Add zeros if necessary, e.g. $1.7 \times 10^4 = 17000$.

If the exponent is negative then the decimal point moves to the left, e.g. $3.42 \times 10^{-3} = 0.00342$ because the decimal point moves $3$ places to the left, and we put zeros in the empty places. A quick way to work it out is that the number of zeros you need to add is given in the exponent ($10^{-3}$ means $3$ zeros should be added).

Remember:
To write something in scientific notation, shift the decimal point until it’s after the first significant figure. If the decimal point needs to move to the left then the exponent is the number of jumps made by the decimal point, e.g. $158.29 = 1.5829 \times 10^2$ because we had to move the decimal point $2$ places to the left.

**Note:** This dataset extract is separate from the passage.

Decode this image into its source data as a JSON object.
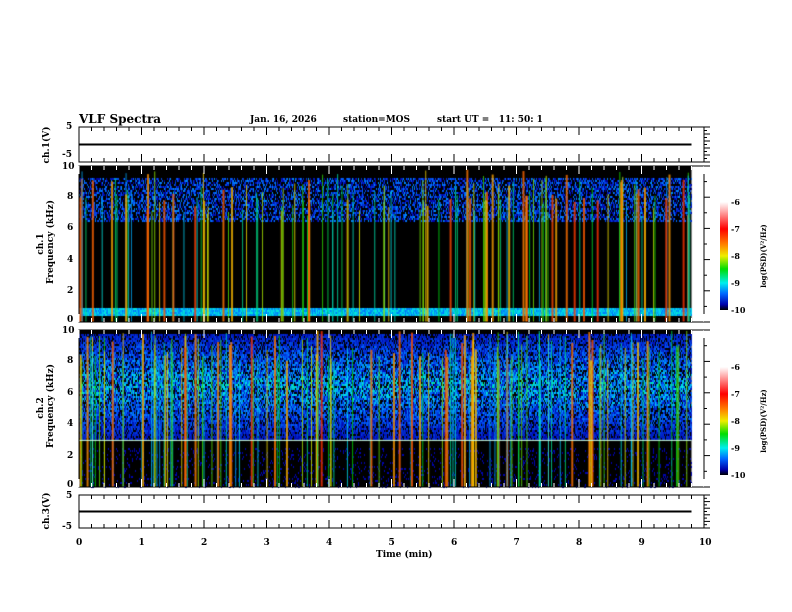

If you need to write a whole number in scientific notation, then consider the decimal point to start after the number, e.g. $38527 = 38527. = 3.8527 \times 10^4$ because we had to move the decimal point $4$ places to the left.

Zeros at the end of a whole number are most likely not significant, so they can be removed after converting, e.g. $15000 = 1.5\times10^4$.

If the decimal point needs to move to the right, then the exponent will be negative, e.g. $0.00386 = 3.86 \times 10^{-3}$ because we had to move the decimal point $3$ places to the right. A quick way to work it out is that the number of zeros at the front tells you the exponent: $3$ zeros means the exponent is $-3$.